My answer, because I didn’t really have one, was going to go something like this: my great-grandfather Crook moved to get away from a place where his background—his class and accent—held him in check, to go to a country where he would be just one of many other immigrants, neither more nor less.
And while this is true in many ways, I hadn’t thought the question through in a more literal way: What did my great grandfather expect to find here? Why did he choose Winnipeg? Did he have any skills? I had no idea.
And then it occurred to me, why not look at the Passenger List from the boat he came over on, and see if this shed any light on the problem? It was a document I’d looked at many times before, but only to ascertain the date of his arrival in Canada.
It turned out that this document posed many interesting questions to each passenger:
WHAT WAS YOUR OCCUPATION IN COUNTRY FROM WHICH YOU CAME?
My grandfather’s answer? MANUAL LABORER
HAVE YOU EVER WORKED AS A FARMER, FARM LABORER, GARDENER, STABLEMAN, CARTER, RY SURFACEMAN, NAVVY, OR MINER?
IF YES, WHICH?
Answer: SIX YEARS
Answer: IN 1905
WHAT IS YOUR INTENDED OCCUPATION IN CANADA?
Answer: RAI LAB
I had not realized that the passenger list was such a wealth of information! I’d found it so hard to read the first time I looked at it (about 2 yrs ago), that I hadn’t spent much time with it.
Now, however, I knew that my great grandfather had been a carter before he moved—that is, he carted things around, a very common job description at the time. I also discovered that he’d been employed this way for a long period—6 years straight work for a working class person was a very long period indeed—and that he either lost his job, or lost heart in it, because at this point, he decided to come to Canada.
But his intended occupation still puzzled me. Rai Lab? ‘Lab.’ usually stood for Laborer. I looked again. Rail—there was an ‘l’ there, I was pretty sure. Rail Lab., then, would probably mean—railway laborer?
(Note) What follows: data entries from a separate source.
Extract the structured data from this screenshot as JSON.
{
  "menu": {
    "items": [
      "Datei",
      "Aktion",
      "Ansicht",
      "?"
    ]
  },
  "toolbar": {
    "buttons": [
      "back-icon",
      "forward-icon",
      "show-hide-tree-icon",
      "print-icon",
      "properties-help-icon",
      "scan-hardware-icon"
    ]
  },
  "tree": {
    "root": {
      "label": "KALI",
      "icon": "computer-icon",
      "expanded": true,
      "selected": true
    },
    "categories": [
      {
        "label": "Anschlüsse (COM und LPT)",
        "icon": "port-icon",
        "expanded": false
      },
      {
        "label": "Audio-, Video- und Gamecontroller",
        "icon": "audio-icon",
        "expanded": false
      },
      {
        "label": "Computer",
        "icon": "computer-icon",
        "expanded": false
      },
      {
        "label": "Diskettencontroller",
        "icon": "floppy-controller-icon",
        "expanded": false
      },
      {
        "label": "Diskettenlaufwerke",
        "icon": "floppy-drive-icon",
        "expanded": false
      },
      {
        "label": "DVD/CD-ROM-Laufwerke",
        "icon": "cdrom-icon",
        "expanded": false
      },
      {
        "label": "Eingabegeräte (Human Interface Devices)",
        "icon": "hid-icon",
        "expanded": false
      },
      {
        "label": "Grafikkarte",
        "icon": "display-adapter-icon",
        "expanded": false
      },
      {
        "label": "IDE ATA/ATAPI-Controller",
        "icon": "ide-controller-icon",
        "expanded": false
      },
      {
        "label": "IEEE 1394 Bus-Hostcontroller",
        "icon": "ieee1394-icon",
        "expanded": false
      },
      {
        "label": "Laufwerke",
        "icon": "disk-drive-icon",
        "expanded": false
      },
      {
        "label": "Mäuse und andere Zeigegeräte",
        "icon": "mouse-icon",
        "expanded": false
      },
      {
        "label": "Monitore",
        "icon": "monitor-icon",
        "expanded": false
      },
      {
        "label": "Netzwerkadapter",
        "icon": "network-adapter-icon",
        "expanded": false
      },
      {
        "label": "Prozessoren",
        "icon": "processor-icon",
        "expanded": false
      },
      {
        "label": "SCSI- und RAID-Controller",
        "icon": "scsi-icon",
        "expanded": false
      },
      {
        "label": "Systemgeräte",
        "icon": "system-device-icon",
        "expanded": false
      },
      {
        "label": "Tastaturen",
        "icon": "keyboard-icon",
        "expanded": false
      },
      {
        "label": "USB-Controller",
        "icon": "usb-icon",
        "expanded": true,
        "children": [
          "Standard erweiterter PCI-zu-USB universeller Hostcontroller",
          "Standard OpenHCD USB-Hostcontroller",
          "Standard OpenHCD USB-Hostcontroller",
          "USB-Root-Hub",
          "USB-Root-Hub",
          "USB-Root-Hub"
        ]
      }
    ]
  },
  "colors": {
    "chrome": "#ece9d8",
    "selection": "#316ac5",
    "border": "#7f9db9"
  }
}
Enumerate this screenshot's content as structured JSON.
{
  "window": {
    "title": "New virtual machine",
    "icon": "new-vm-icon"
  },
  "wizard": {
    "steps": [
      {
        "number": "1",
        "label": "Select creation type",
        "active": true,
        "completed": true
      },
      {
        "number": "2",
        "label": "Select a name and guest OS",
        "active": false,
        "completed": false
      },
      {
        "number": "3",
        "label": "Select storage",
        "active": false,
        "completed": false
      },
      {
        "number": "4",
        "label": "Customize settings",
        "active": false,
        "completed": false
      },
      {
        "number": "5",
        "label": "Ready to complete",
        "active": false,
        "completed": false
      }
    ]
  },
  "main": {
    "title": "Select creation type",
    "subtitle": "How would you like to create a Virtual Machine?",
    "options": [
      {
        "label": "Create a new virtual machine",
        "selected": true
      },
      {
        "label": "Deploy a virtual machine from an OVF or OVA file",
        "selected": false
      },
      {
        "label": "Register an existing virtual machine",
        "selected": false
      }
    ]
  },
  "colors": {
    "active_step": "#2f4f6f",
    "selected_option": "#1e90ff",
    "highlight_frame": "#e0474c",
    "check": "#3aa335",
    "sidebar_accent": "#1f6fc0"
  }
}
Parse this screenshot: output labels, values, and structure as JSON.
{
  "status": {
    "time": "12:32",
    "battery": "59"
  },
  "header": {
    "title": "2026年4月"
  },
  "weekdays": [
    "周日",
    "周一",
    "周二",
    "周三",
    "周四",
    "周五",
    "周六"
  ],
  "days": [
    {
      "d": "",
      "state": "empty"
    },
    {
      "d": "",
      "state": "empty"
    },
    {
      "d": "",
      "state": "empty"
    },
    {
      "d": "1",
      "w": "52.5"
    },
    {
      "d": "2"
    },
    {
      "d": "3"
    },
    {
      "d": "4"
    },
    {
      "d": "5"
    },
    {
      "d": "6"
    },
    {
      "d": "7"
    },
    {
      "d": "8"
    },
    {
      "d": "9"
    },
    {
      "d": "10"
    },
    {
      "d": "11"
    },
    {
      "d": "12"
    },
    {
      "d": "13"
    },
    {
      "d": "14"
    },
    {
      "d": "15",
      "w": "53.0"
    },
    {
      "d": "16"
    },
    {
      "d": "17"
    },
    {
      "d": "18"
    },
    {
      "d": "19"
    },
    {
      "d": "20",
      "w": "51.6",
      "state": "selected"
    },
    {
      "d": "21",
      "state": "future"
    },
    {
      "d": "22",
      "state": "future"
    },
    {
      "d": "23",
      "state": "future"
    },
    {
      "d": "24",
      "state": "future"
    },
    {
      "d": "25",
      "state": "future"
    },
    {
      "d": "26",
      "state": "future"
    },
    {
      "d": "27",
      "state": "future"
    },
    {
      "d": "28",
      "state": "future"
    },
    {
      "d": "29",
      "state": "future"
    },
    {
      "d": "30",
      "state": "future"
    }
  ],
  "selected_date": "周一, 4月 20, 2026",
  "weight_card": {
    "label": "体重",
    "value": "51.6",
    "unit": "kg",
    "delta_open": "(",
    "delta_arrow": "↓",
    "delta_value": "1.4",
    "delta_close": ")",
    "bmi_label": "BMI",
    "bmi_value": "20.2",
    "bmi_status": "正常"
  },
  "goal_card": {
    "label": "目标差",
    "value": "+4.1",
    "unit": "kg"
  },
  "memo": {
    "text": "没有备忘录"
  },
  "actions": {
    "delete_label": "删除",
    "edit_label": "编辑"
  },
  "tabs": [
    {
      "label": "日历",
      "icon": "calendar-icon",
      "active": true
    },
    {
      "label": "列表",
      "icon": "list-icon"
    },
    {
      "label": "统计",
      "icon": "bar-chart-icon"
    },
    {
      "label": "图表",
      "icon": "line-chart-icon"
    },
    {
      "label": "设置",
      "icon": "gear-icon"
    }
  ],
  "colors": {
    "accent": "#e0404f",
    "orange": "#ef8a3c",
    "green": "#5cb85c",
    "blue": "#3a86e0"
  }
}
I looked up when the railway came to Winnipeg, and it turns out it was being built at the time my grandfather emigrated. Begun in 1908, it was finished in 1911; my grandfather arrived in 1910. It all seemed to make pretty good sense.
Nevertheless, I still didn’t feel absolutely confident about this conclusion. I’d thought my great-granfather had wanted to be a farmer. I began to browse the Canadian census for 1921, another document I’d looked at many times before, and there I saw, once again, his occupation: farmer. But wait, I’d read it wrong—looking at it again, I realized it read ‘teamster’.
Teamster! The Union for people that worked for the Canadian Pacific Railway!